Il va falloir s’y faire. La France ne fait plus partie de l’élite internationale de l’escrime. Les Mondiaux de Budapest en ont apporté la confirmation cette semaine. Dans la capitale hongroise, les Bleus ne se sont pas vraiment montrés étincelants. Loin de là. Mais ils n’ont pas non plus sombré, comme leur début de compétition cauchemardesque pouvait le laisser craindre. Avec une médaille d’argent décrochée par l’équipe féminine de fleuret et deux de bronze enlevées par les équipes masculines d’épée et de fleuret, le bilan est correct. Mention passable et objectif atteint pour la direction technique nationale, qui attendait au moins trois breloques. Comme à Catane en 2011. Mais bien loin des campagnes euphoriques qui ont rythmé le cœur des années 2000.

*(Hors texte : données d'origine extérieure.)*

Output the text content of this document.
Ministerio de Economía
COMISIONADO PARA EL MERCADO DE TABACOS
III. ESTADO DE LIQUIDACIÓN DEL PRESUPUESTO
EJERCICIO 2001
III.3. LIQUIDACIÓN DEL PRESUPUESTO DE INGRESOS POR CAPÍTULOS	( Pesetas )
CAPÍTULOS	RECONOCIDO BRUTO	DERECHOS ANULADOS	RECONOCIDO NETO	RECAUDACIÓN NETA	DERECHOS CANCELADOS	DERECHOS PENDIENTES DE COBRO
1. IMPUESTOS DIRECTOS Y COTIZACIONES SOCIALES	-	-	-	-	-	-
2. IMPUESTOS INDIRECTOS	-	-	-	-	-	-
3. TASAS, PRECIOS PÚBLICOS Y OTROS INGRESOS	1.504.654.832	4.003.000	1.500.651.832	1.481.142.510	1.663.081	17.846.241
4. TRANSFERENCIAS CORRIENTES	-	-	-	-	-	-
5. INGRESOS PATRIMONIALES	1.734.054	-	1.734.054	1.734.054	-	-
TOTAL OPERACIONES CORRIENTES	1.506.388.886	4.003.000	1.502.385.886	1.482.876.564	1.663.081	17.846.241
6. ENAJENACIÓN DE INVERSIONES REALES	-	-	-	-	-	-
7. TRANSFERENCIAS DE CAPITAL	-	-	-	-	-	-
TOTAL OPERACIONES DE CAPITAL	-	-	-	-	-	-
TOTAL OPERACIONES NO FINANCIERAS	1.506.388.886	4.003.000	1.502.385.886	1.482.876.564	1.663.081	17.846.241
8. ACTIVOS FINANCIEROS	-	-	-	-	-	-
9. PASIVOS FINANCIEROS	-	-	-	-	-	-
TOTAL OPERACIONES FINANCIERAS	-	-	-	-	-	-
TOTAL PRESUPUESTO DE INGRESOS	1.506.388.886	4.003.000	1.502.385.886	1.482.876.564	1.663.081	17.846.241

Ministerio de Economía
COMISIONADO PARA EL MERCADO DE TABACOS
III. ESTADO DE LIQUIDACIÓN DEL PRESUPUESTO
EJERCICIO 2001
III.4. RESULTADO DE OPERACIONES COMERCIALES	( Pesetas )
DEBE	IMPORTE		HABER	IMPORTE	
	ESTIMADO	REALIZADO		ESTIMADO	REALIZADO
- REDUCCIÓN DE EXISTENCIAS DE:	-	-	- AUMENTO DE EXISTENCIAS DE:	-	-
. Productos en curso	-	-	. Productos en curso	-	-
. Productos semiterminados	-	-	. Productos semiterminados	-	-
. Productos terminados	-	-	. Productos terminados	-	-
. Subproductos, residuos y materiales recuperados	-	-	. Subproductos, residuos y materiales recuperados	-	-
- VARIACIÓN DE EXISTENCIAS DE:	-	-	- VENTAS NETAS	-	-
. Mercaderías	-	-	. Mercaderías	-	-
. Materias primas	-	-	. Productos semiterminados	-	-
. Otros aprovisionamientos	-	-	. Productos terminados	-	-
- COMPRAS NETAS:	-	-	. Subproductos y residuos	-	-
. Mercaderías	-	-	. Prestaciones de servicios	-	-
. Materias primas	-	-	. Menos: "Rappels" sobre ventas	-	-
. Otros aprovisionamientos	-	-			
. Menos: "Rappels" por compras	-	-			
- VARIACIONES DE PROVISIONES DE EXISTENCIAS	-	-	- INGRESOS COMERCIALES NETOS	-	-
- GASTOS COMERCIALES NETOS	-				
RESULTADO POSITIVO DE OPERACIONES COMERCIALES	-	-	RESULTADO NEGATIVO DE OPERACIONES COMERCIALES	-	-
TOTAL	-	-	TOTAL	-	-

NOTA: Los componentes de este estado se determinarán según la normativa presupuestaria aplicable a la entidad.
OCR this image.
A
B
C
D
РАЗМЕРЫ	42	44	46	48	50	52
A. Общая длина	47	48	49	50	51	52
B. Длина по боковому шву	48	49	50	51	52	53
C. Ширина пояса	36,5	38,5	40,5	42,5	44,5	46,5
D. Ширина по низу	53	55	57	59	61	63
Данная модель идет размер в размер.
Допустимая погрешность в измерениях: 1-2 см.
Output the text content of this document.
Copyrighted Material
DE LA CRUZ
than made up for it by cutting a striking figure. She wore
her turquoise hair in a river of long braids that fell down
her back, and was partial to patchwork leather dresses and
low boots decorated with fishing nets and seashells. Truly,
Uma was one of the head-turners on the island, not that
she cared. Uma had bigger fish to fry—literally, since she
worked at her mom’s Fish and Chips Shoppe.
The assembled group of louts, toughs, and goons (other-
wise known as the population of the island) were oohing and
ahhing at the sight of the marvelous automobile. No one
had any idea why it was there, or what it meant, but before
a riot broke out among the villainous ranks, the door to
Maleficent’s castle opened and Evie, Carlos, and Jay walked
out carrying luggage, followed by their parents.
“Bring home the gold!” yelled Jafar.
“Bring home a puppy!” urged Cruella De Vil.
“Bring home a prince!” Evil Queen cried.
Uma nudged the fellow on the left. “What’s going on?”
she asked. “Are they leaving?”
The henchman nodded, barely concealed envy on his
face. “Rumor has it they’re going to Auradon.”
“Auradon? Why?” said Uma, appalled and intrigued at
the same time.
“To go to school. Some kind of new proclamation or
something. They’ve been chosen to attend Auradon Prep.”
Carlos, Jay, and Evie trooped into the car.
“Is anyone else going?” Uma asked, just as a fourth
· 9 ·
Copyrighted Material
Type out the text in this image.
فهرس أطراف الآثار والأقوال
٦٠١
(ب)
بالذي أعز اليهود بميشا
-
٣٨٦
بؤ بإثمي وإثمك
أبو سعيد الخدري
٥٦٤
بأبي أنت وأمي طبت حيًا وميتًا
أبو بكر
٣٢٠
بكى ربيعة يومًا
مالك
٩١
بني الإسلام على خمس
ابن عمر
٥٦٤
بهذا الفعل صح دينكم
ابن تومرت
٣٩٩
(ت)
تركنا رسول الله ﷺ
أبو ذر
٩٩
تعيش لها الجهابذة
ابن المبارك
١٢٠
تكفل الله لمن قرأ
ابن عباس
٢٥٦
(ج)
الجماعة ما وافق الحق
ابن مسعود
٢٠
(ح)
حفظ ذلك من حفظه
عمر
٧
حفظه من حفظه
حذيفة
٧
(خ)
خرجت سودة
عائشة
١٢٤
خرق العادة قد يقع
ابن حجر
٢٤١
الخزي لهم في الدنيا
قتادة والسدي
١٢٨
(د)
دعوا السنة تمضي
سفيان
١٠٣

Si les Bleus ont su élever leur niveau en groupe sur les bords du Danube, ils ont perdu leurs moyens seuls face à leurs destins. Le bilan individuel est à ce titre inquiétant. Aucun tireur français n’a atteint les quarts de finale dans sa discipline. Logique au regard des classements mondiaux, mais révélateur d’une incapacité à se sublimer lors d’un grand rendez-vous. A l’inverse du judo, il n’y a pas de Teddy Riner pour tirer tout le monde vers le haut. Et il y a toujours aussi peu de moyens, comparé aux nations majeures comme la Russie, l’Italie ou la Chine, qui bénéficient de staffs bien plus élargis. En attendant l’émergence de nouvelles stars, l’escrime française s’en remet donc à sa force collective.

Une ambiance assainie

Dans le sillage des trois médailles récoltées, les épéistes féminines ont échoué au pied du podium, avec une équipe très jeune (21 ans de moyenne d’âge). De bon augure pour l’avenir, à l’image de leurs homologues masculins, pourtant privés de Yannick Borel et Gauthier Grumier. D’autant que la moitié des tireurs de l’équipe de France disputait ses premiers Mondiaux, avec l’objectif affiché d’être prêts pour les Jeux Olympiques de Rio en 2016. D’ici là, la France devrait évoluer dans une atmosphère plus sereine. A Budapest, la délégation tricolore est apparue soudée et unie. Loin des récentes tensions qui ont émaillé son quotidien. Une note d’optimisme qu’il convient désormais de traduire par des résultats plus significatifs dès les prochaines échéances.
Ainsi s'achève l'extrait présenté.